When writing another blog post I was struck by how many R packages there are (over 12,600 at the time of this writing). Immediately my mind thought as to how many that would be if you downloaded one package a day. The answer is 34+ years. I’m not sure I can religiously download one a day, but I could make a bot to inspire others to download a package a day. The basic pseudocode of the bot’s algorithm is the following:

  1. Load Twitter credentials from file
  2. Read @RLangPackage’s tweets to parse out which packages it has already tweeted about
  3. Read a list of R packages with their metadata
  4. “Anti join” the two lists so that we don’t tweet out a package twice
  5. Filter down to mildly popular packages based on CRAN downloads and GitHub Star counts
  6. Randomly select one row of the data (one package)
  7. Form the tweet based on the package name, description, and GitHub URL
  8. Send it out!

I already had compiled a list of R packages with their name, description, URL, CRAN download count, and GitHub star count. By using this data, and updating it regularly, the script can pick from a menu of great R packages. To prevent the bot from tweeting about the same package over and over again, I randomly select rows from the list of packages after having scraped the account’s tweets and ensuring it hadn’t tweeted about the package before.

Heroku makes it a breeze to deploy this type of script and host it for free. Simply create an account and then create a Python app. I decided to link my GitHub repository with the app so that any code changes that are pushed to GitHub will trigger a new deployment on Heroku’s servers.

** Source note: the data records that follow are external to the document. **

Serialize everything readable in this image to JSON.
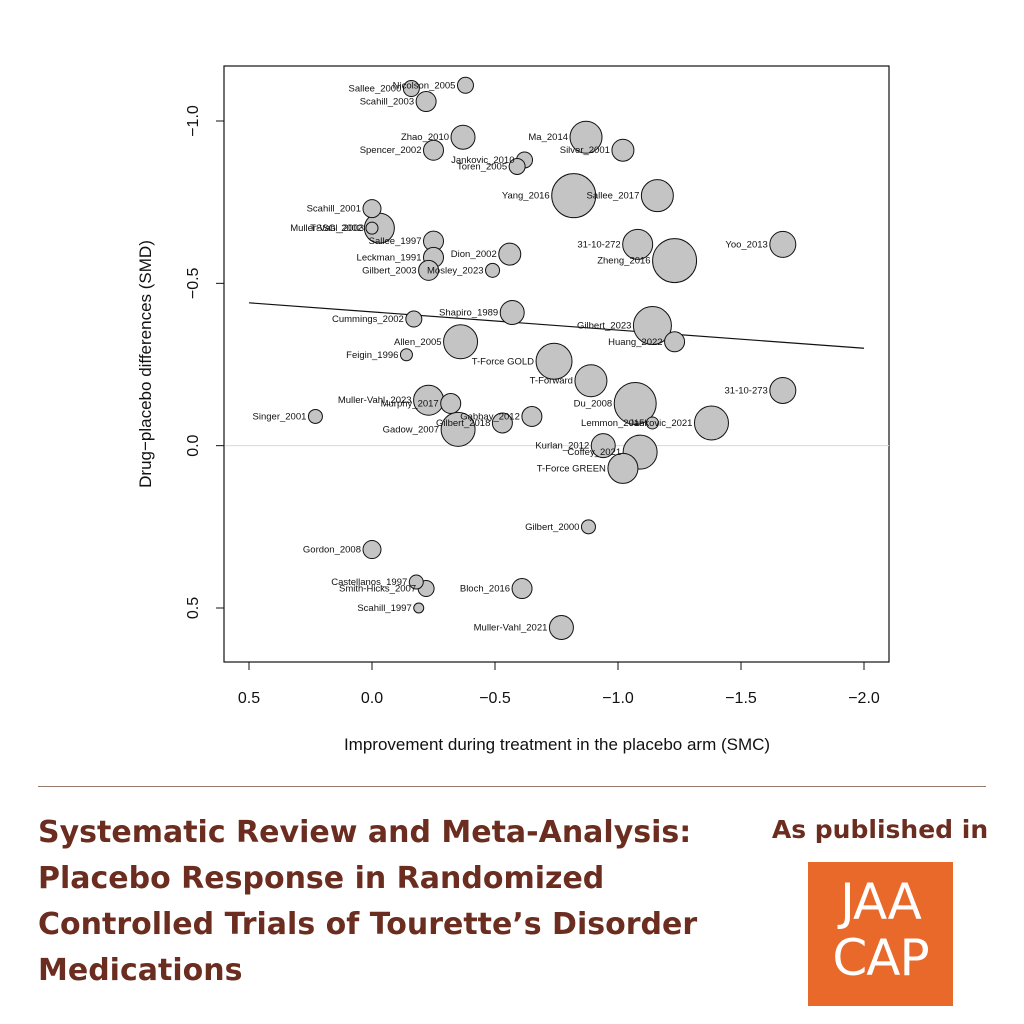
{
  "chart_data": {
    "type": "scatter",
    "xlabel": "Improvement during treatment in the placebo arm (SMC)",
    "ylabel": "Drug−placebo differences (SMD)",
    "xlim": [
      0.5,
      -2.0
    ],
    "ylim": [
      -1.0,
      0.5
    ],
    "x_ticks": [
      0.5,
      0.0,
      -0.5,
      -1.0,
      -1.5,
      -2.0
    ],
    "x_tick_labels": [
      "0.5",
      "0.0",
      "−0.5",
      "−1.0",
      "−1.5",
      "−2.0"
    ],
    "y_ticks": [
      -1.0,
      -0.5,
      0.0,
      0.5
    ],
    "y_tick_labels": [
      "−1.0",
      "−0.5",
      "0.0",
      "0.5"
    ],
    "reference_line_y": 0.0,
    "regression_line": {
      "x": [
        0.5,
        -2.0
      ],
      "y": [
        -0.44,
        -0.3
      ]
    },
    "points": [
      {
        "label": "Sallee_2000",
        "x": -0.16,
        "y": -1.1,
        "size": 8
      },
      {
        "label": "Nicolson_2005",
        "x": -0.38,
        "y": -1.11,
        "size": 8
      },
      {
        "label": "Scahill_2003",
        "x": -0.22,
        "y": -1.06,
        "size": 10
      },
      {
        "label": "Zhao_2010",
        "x": -0.37,
        "y": -0.95,
        "size": 12
      },
      {
        "label": "Ma_2014",
        "x": -0.87,
        "y": -0.95,
        "size": 16
      },
      {
        "label": "Spencer_2002",
        "x": -0.25,
        "y": -0.91,
        "size": 10
      },
      {
        "label": "Silver_2001",
        "x": -1.02,
        "y": -0.91,
        "size": 11
      },
      {
        "label": "Jankovic_2010",
        "x": -0.62,
        "y": -0.88,
        "size": 8
      },
      {
        "label": "Toren_2005",
        "x": -0.59,
        "y": -0.86,
        "size": 8
      },
      {
        "label": "Yang_2016",
        "x": -0.82,
        "y": -0.77,
        "size": 22
      },
      {
        "label": "Sallee_2017",
        "x": -1.16,
        "y": -0.77,
        "size": 16
      },
      {
        "label": "Scahill_2001",
        "x": 0.0,
        "y": -0.73,
        "size": 9
      },
      {
        "label": "Muller-Vahl_2003",
        "x": 0.0,
        "y": -0.67,
        "size": 6
      },
      {
        "label": "TSSG_2002",
        "x": -0.03,
        "y": -0.67,
        "size": 15
      },
      {
        "label": "Sallee_1997",
        "x": -0.25,
        "y": -0.63,
        "size": 10
      },
      {
        "label": "31-10-272",
        "x": -1.08,
        "y": -0.62,
        "size": 15
      },
      {
        "label": "Yoo_2013",
        "x": -1.67,
        "y": -0.62,
        "size": 13
      },
      {
        "label": "Dion_2002",
        "x": -0.56,
        "y": -0.59,
        "size": 11
      },
      {
        "label": "Leckman_1991",
        "x": -0.25,
        "y": -0.58,
        "size": 10
      },
      {
        "label": "Zheng_2016",
        "x": -1.23,
        "y": -0.57,
        "size": 22
      },
      {
        "label": "Gilbert_2003",
        "x": -0.23,
        "y": -0.54,
        "size": 10
      },
      {
        "label": "Mosley_2023",
        "x": -0.49,
        "y": -0.54,
        "size": 7
      },
      {
        "label": "Shapiro_1989",
        "x": -0.57,
        "y": -0.41,
        "size": 12
      },
      {
        "label": "Cummings_2002",
        "x": -0.17,
        "y": -0.39,
        "size": 8
      },
      {
        "label": "Gilbert_2023",
        "x": -1.14,
        "y": -0.37,
        "size": 19
      },
      {
        "label": "Huang_2022",
        "x": -1.23,
        "y": -0.32,
        "size": 10
      },
      {
        "label": "Allen_2005",
        "x": -0.36,
        "y": -0.32,
        "size": 17
      },
      {
        "label": "Feigin_1996",
        "x": -0.14,
        "y": -0.28,
        "size": 6
      },
      {
        "label": "T-Force GOLD",
        "x": -0.74,
        "y": -0.26,
        "size": 18
      },
      {
        "label": "T-Forward",
        "x": -0.89,
        "y": -0.2,
        "size": 16
      },
      {
        "label": "31-10-273",
        "x": -1.67,
        "y": -0.17,
        "size": 13
      },
      {
        "label": "Muller-Vahl_2023",
        "x": -0.23,
        "y": -0.14,
        "size": 15
      },
      {
        "label": "Murphy_2017",
        "x": -0.32,
        "y": -0.13,
        "size": 10
      },
      {
        "label": "Du_2008",
        "x": -1.07,
        "y": -0.13,
        "size": 21
      },
      {
        "label": "Singer_2001",
        "x": 0.23,
        "y": -0.09,
        "size": 7
      },
      {
        "label": "Gabbay_2012",
        "x": -0.65,
        "y": -0.09,
        "size": 10
      },
      {
        "label": "Lemmon_2015",
        "x": -1.14,
        "y": -0.07,
        "size": 6
      },
      {
        "label": "Jankovic_2021",
        "x": -1.38,
        "y": -0.07,
        "size": 17
      },
      {
        "label": "Gilbert_2018",
        "x": -0.53,
        "y": -0.07,
        "size": 10
      },
      {
        "label": "Gadow_2007",
        "x": -0.35,
        "y": -0.05,
        "size": 17
      },
      {
        "label": "Kurlan_2012",
        "x": -0.94,
        "y": 0.0,
        "size": 12
      },
      {
        "label": "Coffey_2021",
        "x": -1.09,
        "y": 0.02,
        "size": 17
      },
      {
        "label": "T-Force GREEN",
        "x": -1.02,
        "y": 0.07,
        "size": 15
      },
      {
        "label": "Gilbert_2000",
        "x": -0.88,
        "y": 0.25,
        "size": 7
      },
      {
        "label": "Gordon_2008",
        "x": 0.0,
        "y": 0.32,
        "size": 9
      },
      {
        "label": "Castellanos_1997",
        "x": -0.18,
        "y": 0.42,
        "size": 7
      },
      {
        "label": "Smith-Hicks_2007",
        "x": -0.22,
        "y": 0.44,
        "size": 8
      },
      {
        "label": "Bloch_2016",
        "x": -0.61,
        "y": 0.44,
        "size": 10
      },
      {
        "label": "Scahill_1997",
        "x": -0.19,
        "y": 0.5,
        "size": 5
      },
      {
        "label": "Muller-Vahl_2021",
        "x": -0.77,
        "y": 0.56,
        "size": 12
      }
    ]
  },
  "footer": {
    "title": "Systematic Review and Meta-Analysis: Placebo Response in Randomized Controlled Trials of Tourette’s Disorder Medications",
    "published_label": "As published in",
    "logo_line1": "JAA",
    "logo_line2": "CAP",
    "accent_color": "#6b2d1f",
    "logo_color": "#e8692a"
  }
}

I found this easier that using Heroku CLI which would require me to push new changes myself. In addition, you will need to configure your app’s environment by including a requirements.txt file and adding config vars for the Twitter credentials. The requirements.txt file is just a list of Python libraries that your app needs in order to run. In this case it is python-dotenv, pandas, and twitterAPI. These libraries will be installed on the virtual server when the script is executed. Using config vars in Heroku is important so that the Twitter credentials will work in the same way locally as they do on Heroku’s servers. I’m hosting the project’s code on GitHub so I didn’t want to openly put my Twitter credentials in the script, so I have a .env file locally on my computer. On Heroku I have set up the config vars with the same key value pairs. This way whenever the script runs it can read these values from the .env file locally or the app’s environment when it runs on Heroku. I do recommend downloading the Heroku CLI just to be able to run and check your script. I could trigger the script using the command:

heroku run -a YOUR-APP-NAME python YOUR-SCRIPT-NAME.py

and check the logs using the command:

heroku logs -a YOUR-APP-NAME --tail

Finally, the Twitter bot wouldn’t be very robotic if it didn’t tweet out everyday on its own. I used the Heroku Scheduler to automate the execution of the script each day. Heroku Scheduler has a really easy to use dashboard where you can add a job to execute the Python script at a set time.